The views of the US Government must have been told to President Ali and his team by the Secretary and Vice President in direct language. The public now has to decipher the private message from the public diplomatic language. The relevant phrases in Secretary of State Blinken’s statement are “inclusive growth” and “strengthen transparency.” Those of Vice President Harris are “inclusive democracy” and “economic development and security for all Guyanese.”

“Inclusive growth” and “economic development and security for all Guyanese” appear to mean the same thing. The Secretary is calling for “growth” that “includes” everyone while the Vice President is more precise but expansive, calling for “economic development and security.”  The meaning of “security” is not known. It could mean broad security, such as protection from criminal and political violence or limited to economic “security” for those who claim to have none. Whatever the meaning, the picture appears to be that the US Government is calling on the Guyana Government to ensure that all Guyanese benefit from economic growth. This could only mean that the Opposition’s claims of marginalization and discrimination, at least in terms of economic benefits, have resonated with the US Government and the latter are calling on the Guyana Government to address the allegations.

The Secretary calls for “strengthening transparency.” This is a wide statement. It may be referring specifically to the Vice disclosures or it may be referring to transparency across the board. The proximity of the visit to the Vice revelations and its suddenness, leads to the suspicion that it was hurriedly arranged because of Vice. Whatever the case, if the Government takes the US seriously, as it should, we are likely to see measures to enhance transparency, including perhaps a credible investigation of Vice’s revelations. These would be welcome.

Vice President Harris calls for “inclusive democracy.” This reflects the official positions of both Government and Opposition in Guyana. Neither the PPP Government, nor the APNU+AFC Government, has taken any steps to give effect to inclusive democracy as provided by Article 13 of the Constitution enacted in 2001. Some of the instruments for inclusive governance, sectoral committees of the National Assembly, have not functioned since 2001. Training was even resisted. One proposed visit shortly after 2001 by MPs to the Rhode Island legislature to learn about the functioning of its committees in a small parliamentary system, to be paid for by the IDB, was resisted by the Government which refused to nominate members for the visit.
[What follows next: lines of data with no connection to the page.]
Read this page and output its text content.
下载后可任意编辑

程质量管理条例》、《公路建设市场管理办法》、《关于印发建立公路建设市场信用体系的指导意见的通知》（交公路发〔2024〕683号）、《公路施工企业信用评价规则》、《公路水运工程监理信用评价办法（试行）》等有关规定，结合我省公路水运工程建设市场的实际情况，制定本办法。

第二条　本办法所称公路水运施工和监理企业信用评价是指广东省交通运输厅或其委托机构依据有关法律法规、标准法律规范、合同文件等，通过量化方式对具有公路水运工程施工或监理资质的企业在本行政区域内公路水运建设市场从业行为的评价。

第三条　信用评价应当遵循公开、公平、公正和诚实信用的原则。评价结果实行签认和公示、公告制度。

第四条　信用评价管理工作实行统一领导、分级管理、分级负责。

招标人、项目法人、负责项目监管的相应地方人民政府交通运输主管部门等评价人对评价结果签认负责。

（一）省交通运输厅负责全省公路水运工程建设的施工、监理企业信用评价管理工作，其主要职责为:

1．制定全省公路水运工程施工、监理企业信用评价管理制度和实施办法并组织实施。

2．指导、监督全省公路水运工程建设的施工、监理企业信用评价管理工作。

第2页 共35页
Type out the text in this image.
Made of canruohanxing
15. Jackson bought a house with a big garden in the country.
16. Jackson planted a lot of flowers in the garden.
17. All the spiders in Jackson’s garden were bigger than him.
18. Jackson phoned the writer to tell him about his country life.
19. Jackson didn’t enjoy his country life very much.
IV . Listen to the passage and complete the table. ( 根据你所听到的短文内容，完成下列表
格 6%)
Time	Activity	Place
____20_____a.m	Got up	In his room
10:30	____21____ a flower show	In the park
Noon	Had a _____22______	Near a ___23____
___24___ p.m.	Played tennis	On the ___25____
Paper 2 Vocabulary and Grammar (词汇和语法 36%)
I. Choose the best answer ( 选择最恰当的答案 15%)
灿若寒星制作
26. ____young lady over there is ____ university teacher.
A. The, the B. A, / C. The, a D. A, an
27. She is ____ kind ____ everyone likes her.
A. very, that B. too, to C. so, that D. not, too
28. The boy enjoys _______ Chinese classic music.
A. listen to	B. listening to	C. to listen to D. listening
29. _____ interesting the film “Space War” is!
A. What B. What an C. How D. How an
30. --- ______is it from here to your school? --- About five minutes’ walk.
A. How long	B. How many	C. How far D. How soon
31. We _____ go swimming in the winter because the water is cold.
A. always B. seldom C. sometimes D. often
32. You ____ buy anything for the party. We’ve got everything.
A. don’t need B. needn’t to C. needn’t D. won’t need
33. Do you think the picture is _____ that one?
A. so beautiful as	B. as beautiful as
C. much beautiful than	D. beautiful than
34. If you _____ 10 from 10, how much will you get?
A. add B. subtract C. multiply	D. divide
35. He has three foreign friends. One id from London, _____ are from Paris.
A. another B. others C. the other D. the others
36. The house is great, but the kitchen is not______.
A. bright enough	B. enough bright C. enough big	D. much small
The committees have no idea how to achieve their mandates and, in any case, they are inadequately resourced. A game of football is being played over ‘meaningful consultation,’ with resistance to reasonable requests made by the Leader of the Opposition.

The statements of the Secretary and the Vice President are clearly intended to push the Government in the direction of inclusive governance, inclusive economic development of all Guyanese and transparency. The US appears to believe that the Government is faltering on these matters and wants the Guyana Government to act, or act more forcefully, on them. Have the more recent lessons from the consequences of resistance to the US been learnt? 2015? We shall see. One highly successful turn of the visit for President Ali is his glowing reception by the Black Caucus of the US Congress and the issue to him of a Certificate of Congressional Recognition. No one saw that coming!